Interim Progress Report (5%, due Week 7)

  • Brief update on progress, challenges faced, and next steps
  • Additional visualizations or analyses
  • It should include a draft of literature review and methodology
    • For the literature review include summaries for 3-5 papers related to your research question.
    • It should also include a draft of the methodology section, including the model specification.
  • Address any feedback received from the peer review in Part II

Part III: Data Analysis (15%, due Week 10)

Present a draft for data analysis that includes the following:

  • Model specification discussion
  • Regression results presentation
  • Interpretation of results
  • Discuss Limitations and robustness checks

Peer Review Report (due week 11)

  • Review another student’s work and provide feedback on their data analysis. Provide suggestions for improvement and identify any potential issues.

Part IV: Final Report (20%, due Week 13)

Complete research paper should include:

  • Introduction
  • Literature Review
  • Data and Methodology
  • Robustness Checks or Sensitivity/Sub-group Analysis
  • Conclusion
  • References
  • Appendices (if any)

Presentaton (5%, Week 14)

  • 15-minute presentation of your research to the class

  • See here for an example for the kind of report expected at each stage, based on the first research proposal on the impact of remote work on urban housing prices.

Additional Requirements

  • All work should be submitted in Quarto format using GitHub.
  • Unless Data used is confidential or too large, you should include all data in your GitHub repository.
  • Your GitHub repository should include with all code, data (if possible), and the Quarto document for your report.
  • It should also include all papers used for the literature review.
  • At each stage, you should submit an email with the PDF and QMD files to the instructor, at or before the deadline. You should also push your work to GitHub to follow the progress of your project.

Resources

  • Textbook: Békés, G., & Kézdi, G. (2021). Data Analysis for Business, Economics, and Policy. Cambridge University Press. There are additional resources available on the book’s website: Data Analysis
  • Software: There are several statistical packages for analyzing data. In this course, we will be using the software Stata to cover all materials in class. Slides are self-replicable, thus you can copy and paste almost all code provided to replicate the results seen in class. The Institute will be providing you with licenses for Stata/BE for the length of the course.

Stata offers many free short webinars and video tutorials that may be useful if you never used Stata before, or even if you have some experience with it. Please see the resources page for more information.

If you decide to, you can also use R, Julia, or Python to study and work on the course materials and homework. The book for the class has a repository with all the code in Stata, R and Python. It could be of great advantage to you to learn other languages, as they are widely used in the industry and academia.

As with many other skills, the best way to learn is to simply work with the software, work on the book exercises, and ask any questions to me or your classmates when you find a problem you could not find a solution for.

For the additional software, please look into Quarto, GitHub, Zotero and VSCode.

Course Policies

  • Attendance: Attendance is highly recommended.

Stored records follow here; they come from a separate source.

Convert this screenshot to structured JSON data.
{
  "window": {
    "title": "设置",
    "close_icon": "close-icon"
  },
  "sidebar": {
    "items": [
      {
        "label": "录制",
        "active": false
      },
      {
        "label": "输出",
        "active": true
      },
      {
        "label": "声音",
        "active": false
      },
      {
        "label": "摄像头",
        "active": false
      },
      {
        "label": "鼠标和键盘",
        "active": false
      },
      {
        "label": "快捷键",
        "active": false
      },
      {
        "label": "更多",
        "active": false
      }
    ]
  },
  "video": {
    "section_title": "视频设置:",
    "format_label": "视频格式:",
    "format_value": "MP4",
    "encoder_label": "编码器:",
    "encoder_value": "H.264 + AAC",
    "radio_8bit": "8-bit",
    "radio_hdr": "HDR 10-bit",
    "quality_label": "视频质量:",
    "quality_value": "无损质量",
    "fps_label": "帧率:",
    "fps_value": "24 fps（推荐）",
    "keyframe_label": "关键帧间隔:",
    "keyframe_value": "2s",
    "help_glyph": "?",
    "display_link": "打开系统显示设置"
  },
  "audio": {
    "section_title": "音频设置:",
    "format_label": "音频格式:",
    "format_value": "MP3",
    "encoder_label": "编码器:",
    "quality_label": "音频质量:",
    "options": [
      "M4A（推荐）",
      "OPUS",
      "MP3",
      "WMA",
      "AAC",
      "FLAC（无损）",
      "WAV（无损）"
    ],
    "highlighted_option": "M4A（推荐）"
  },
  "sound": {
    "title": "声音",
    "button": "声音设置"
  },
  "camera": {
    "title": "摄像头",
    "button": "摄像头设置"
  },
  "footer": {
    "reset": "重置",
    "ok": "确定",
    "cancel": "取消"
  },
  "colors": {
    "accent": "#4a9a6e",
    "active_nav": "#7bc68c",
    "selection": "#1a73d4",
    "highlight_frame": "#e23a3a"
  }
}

Classess will not be recorded, and except for exceptional cases, there will be no online classes.
  • Late Assignments: Late assignments will not be accepted unless prior arrangements have been made with the instructor.
  • Academic Integrity: All work submitted must be your own. Plagiarism will not be tolerated and will result in a failing grade for the assignment or course.
  • AI usage: The use of AI in the class is allowed. However, you must disclose any AI tools used in your assignments. AI is a tool you can use to generate ideas, edit your text, provide help with coding, etc. However, it is completely unacceptable to use AI to generate the entire assignment. You will have to be able to explain and defend your work in class.